Младший из Брискорнов был Александр Максимович. Он лежал в оспе, когда хотели привить ее великому князю Александру Павловичу. У него взяли из руки материю для прививки, и, когда великий князь благополучно перенес болезнь (тогда была оспа не коровья, а натуральная: ужасная, смертельная), мальчика записали в Инженерный корпус, хотя он был и не фон. Он подружился с дядюшкой Александром Яковлевичем Фрейгольдом и был у нас вхож в доме. Он был в молодости человек умный, приятный, хороший актер, большой забавник. Это было в 1795–1800 годах. Потом видел я его в 1804 году у Федора Максимовича Брискорна; живя несколько лет, по службе, в Риге, он онемечился, толковал о немецкой литературе, о Шиллере, о Гёте и т. п.
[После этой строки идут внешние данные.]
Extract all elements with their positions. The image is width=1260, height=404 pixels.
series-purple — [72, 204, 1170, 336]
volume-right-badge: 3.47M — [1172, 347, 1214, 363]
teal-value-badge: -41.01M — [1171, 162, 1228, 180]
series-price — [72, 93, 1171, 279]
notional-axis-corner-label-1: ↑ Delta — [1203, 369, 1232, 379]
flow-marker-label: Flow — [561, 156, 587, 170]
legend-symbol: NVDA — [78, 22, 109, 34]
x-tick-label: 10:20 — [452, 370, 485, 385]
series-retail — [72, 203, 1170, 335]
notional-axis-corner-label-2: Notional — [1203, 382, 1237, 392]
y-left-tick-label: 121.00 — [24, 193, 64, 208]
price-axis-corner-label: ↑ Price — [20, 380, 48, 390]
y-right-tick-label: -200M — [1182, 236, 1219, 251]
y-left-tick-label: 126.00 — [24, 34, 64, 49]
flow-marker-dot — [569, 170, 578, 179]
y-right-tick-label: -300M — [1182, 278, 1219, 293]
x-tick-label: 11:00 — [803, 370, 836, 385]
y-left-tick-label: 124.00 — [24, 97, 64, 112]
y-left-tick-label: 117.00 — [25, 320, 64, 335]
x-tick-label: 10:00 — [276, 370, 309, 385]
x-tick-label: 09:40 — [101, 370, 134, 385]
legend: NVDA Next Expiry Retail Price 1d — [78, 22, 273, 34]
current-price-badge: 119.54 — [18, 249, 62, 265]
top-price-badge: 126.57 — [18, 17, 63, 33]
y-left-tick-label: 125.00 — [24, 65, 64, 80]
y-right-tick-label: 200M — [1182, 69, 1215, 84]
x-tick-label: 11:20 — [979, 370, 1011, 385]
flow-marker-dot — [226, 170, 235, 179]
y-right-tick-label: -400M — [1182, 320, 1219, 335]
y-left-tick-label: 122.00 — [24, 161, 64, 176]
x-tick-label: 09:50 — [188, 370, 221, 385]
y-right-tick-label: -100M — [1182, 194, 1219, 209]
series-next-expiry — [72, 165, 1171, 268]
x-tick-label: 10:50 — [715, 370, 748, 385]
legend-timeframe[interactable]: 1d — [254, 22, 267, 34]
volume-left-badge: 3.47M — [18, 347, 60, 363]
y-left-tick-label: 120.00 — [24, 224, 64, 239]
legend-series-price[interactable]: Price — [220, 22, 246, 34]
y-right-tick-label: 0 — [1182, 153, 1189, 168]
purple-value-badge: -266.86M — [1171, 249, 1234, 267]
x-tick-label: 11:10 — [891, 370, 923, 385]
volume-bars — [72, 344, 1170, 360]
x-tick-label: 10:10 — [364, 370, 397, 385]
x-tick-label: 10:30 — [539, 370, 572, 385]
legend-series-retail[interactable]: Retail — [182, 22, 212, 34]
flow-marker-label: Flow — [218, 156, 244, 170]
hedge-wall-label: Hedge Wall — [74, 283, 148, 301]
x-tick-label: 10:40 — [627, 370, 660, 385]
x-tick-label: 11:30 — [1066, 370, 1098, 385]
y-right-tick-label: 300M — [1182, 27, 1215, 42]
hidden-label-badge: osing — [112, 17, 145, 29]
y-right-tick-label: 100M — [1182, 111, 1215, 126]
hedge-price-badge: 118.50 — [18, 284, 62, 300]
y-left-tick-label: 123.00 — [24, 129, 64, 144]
Потом стал он придерживаться чарочки и в то же время обратился в гернгутеры, вышел в отставку и поселился в доме, купленном им у шурина своего, Шауфуса, на Выборгской стороне, подле Сампсониевского кладбища. Шауфус выпросил себе это место по упразднении кладбища.

Однажды (в 1822 г.) пошел я из любопытства в Мальтийскую католическую церковь на проповедь славившегося тогда пастора Линдля. Вижу, сидит старичок в запачканном сюртуке, с грязной в руках военной фуражкой и внимательно слушает проповедь. Лицо что-то знакомое.

Нет! Не может быть; это какой-то красноносый пьяница, а Брискорн был молодец, даже франт. При выходе из церкви он подошел ко мне и сказал: «Так-то узнают старых приятелей!» Боже мой! Это действительно был Александр Максимович. О дальнейших его похождениях, имевших косвенное влияние и на мою участь, расскажу в своем месте.

Написав столько страниц о братьях Брискорн, упомяну для полноты и о сестрах. Катерина Максимовна Фрейганг, скончавшаяся в 1850 году, лет девяноста от роду, мать оригинального поколения. Муж ее, сын знаменитого колбасника, учился медицине в Германии и был лейб-медиком императора Павла, в бытность его великим князем, но, к счастью России, за несколько времени до вступления его на престол, поссорился с ним и был выгнан. Он умер в 1814 г., пользуясь славой хорошего и ученого медика. Я сказал: «К счастью России». Действительно, если б он остался в милости у Павла, все эти Фрейганги были бы теперь министрами и т. п.

Софья Максимовна была жена академика Келера, славного антиквария и тяжелого педанта. Мария Максимовна Леман — жена бывшего управителя или камердинера князя Потемкина. Анна Максимовна Шауфус милая и любезная дама. Муж ее был неглупый, но беспокойный немец. Я слышал, что под конец своей жизни она была очень несчастлива.

Сущая живая икра все эти поколения Брискорнов, Рашетов, Фрейгангов, разнородные, странные, умные, глупые, добрые, злые!

Полагаю, что эти предварительные сведения о лицах, которые будут встречаться в продолжении моих Записок, совсем нелишние: это счисление действующих лиц драмы, с показанием их характеров и костюма. Действия и речи их впереди.